Safe transition to MySQL 5.0: Mind the reserved words
I'm sure you always quote all your table and column identifiers as I do. And so do all of your co-workers. Even in that tiny little script that was only meant to be a short-time hack two years ago. Then of course this article doesn't apply to you. For sure.
The update from MySQL 4.1 to 5.0 is pretty straightforward. Of course you should study the list of changes and especially the notes on how to upgrade carefully. There are some incompatible changes noted in that documentation. The different handling of some JOINs is just one example. But to be honest, for most of the part upgrading from 4.1 to 5.0 is as easy as switching the binaries (which means only changing a symbolic link if your installation is properly set up), restarting the server and running mysql_fix_privilege_tables.

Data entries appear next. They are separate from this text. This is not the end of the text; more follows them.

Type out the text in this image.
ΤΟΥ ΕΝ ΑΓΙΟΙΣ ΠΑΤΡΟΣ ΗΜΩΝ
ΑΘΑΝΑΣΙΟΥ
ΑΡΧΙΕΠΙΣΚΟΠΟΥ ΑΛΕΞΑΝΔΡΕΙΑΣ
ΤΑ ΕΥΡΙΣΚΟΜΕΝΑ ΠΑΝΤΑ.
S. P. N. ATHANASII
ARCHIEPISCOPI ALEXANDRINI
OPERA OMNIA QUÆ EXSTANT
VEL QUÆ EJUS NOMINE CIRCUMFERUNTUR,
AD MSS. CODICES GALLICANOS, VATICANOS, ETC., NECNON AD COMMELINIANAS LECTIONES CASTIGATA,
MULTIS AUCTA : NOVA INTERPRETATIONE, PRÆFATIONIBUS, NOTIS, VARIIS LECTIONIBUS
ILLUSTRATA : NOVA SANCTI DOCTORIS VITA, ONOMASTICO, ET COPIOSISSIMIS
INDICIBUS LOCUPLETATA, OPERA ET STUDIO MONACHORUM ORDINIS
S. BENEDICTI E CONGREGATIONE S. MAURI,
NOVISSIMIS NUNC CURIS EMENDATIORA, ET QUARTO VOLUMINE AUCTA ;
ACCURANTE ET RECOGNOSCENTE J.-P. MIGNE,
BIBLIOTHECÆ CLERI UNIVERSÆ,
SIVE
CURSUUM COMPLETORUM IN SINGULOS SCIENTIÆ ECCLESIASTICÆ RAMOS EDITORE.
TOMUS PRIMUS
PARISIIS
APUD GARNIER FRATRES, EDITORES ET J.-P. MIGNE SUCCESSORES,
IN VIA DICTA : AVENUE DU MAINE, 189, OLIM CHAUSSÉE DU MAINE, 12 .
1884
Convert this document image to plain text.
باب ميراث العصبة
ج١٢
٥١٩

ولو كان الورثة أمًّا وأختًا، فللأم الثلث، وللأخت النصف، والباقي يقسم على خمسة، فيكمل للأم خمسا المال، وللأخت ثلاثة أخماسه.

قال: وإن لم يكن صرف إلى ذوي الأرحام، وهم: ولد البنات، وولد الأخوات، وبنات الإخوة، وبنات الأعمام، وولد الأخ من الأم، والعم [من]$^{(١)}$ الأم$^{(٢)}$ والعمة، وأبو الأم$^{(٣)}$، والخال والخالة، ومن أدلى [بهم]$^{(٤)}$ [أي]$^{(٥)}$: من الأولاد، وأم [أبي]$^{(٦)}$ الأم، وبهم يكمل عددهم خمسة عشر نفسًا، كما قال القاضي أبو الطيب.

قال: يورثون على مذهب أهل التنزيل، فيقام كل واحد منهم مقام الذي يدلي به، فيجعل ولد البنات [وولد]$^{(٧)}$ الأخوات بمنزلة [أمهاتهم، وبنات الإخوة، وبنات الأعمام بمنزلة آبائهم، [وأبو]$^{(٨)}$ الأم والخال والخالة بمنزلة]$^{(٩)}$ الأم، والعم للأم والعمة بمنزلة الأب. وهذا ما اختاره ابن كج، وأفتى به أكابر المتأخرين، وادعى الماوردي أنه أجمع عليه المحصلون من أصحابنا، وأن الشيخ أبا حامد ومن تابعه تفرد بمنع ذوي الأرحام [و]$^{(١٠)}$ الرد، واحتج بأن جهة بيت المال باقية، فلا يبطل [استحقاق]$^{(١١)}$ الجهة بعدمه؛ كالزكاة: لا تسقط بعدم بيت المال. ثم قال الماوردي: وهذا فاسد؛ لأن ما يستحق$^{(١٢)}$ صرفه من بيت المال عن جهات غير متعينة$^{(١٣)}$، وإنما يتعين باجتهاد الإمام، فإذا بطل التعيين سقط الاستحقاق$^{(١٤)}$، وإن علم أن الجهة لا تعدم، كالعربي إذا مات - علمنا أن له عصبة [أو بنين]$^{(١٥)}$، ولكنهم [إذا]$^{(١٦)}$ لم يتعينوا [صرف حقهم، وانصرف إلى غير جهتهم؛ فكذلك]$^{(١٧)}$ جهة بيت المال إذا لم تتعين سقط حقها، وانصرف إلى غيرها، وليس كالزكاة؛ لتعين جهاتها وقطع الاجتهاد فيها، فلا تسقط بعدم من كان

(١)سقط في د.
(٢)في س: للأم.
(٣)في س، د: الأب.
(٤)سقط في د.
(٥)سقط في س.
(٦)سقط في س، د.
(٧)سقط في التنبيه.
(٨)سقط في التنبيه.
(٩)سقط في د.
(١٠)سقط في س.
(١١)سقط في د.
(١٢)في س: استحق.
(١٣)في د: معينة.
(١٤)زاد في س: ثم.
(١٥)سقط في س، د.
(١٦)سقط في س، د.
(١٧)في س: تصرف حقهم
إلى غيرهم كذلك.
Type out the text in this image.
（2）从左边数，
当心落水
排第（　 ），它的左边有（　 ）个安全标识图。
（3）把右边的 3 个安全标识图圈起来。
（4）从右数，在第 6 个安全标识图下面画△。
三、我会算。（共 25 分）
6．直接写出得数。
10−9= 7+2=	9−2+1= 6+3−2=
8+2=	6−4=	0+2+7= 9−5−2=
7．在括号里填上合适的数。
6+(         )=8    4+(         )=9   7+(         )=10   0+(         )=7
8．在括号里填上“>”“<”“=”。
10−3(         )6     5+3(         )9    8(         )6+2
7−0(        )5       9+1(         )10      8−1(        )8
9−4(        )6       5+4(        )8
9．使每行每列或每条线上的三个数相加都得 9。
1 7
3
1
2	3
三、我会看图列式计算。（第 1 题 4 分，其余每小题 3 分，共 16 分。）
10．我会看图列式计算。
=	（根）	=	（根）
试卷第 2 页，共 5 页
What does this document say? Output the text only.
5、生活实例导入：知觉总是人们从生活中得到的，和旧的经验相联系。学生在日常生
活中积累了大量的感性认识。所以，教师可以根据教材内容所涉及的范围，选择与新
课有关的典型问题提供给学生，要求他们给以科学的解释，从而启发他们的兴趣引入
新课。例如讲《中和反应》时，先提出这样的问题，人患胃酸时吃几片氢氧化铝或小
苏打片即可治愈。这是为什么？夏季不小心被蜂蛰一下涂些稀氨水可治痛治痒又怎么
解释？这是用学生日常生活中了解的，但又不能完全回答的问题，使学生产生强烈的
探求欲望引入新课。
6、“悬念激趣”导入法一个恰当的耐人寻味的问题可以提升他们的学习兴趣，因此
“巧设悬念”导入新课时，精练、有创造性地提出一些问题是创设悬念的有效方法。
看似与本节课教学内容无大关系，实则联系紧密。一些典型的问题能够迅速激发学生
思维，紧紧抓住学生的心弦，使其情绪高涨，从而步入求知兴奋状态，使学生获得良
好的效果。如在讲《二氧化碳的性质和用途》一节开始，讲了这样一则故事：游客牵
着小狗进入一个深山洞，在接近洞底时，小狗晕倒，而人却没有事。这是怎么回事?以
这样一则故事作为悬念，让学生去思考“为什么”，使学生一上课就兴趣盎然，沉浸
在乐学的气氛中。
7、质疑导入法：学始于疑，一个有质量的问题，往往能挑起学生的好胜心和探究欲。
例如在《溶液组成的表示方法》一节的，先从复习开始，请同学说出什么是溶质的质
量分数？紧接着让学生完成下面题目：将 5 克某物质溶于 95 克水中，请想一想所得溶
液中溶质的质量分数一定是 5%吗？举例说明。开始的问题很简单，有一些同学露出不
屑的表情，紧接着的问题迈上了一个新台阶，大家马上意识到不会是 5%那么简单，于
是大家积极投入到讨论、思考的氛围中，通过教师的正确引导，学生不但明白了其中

There is one pitfall however, not being noted prominently in the documentation. MySQL 5.0 gives us a lot of new functionality. This comes of course with new reserved words and functions in the SQL syntax, 81 to be exact, as I found out playing around with the GNU text utilities and the lex.h files from the MySQL source code distribution for 4.1 and 5.0 (that's where the strings for the reserved words and functions are defined):
ALGORITHM ASENSITIVE CALL CASCADED CHAIN COMPACT CONDITION CONNECTION CONTINUE CURSOR DECLARE DEFINER DETERMINISTIC EACH ELSEIF EXIT FETCH FOUND FRAC_SECOND GOTO INOUT INSENSITIVE INVOKER ITERATE LABEL LANGUAGE LEAVE LOOP MAX_USER_CONNECTIONS MERGE MIGRATE MODIFIES MUTEX NAME NAME_CONST ONE OUT PHASE READS RECOVER REDUNDANT RELEASE RESUME RETURN ROUTINE ROW_COUNT SCHEMA SCHEMAS SECURITY SENSITIVE SLEEP SPECIFIC SQL SQLEXCEPTION SQLSTATE SQLWARNING SQL_TSI_DAY SQL_TSI_FRAC_SECOND SQL_TSI_HOUR SQL_TSI_MINUTE SQL_TSI_MONTH SQL_TSI_QUARTER SQL_TSI_SECOND SQL_TSI_WEEK SQL_TSI_YEAR STDDEV_POP STDDEV_SAMP SUSPEND TEMPTABLE TIMESTAMPADD TIMESTAMPDIFF TRIGGER TRIGGERS UNDEFINED UNDO UNKNOWN VAR_POP VAR_SAMP VIEW WHILE XA
MySQL is quite forgiving about reserved words and function names used as identifiers (see Treatment of Reserved Words in MySQL): If you run your server without the IGNORE_SPACE SQL mode (and this is still the default in 5.0), function names aren't even treated as reserved words, as they can only be functions if they're directly followed by something enclosed in parentheses. Additionally MySQL knows that anything following a period in a qualified name (e.g. database.column) must be an identifier, so no quotes needed here. The query parser even treats some commonly used words (such as BIT, DATE, TIME or TEXT) specially and allows them unquoted in places where they can unambiguously be recognized as identifiers.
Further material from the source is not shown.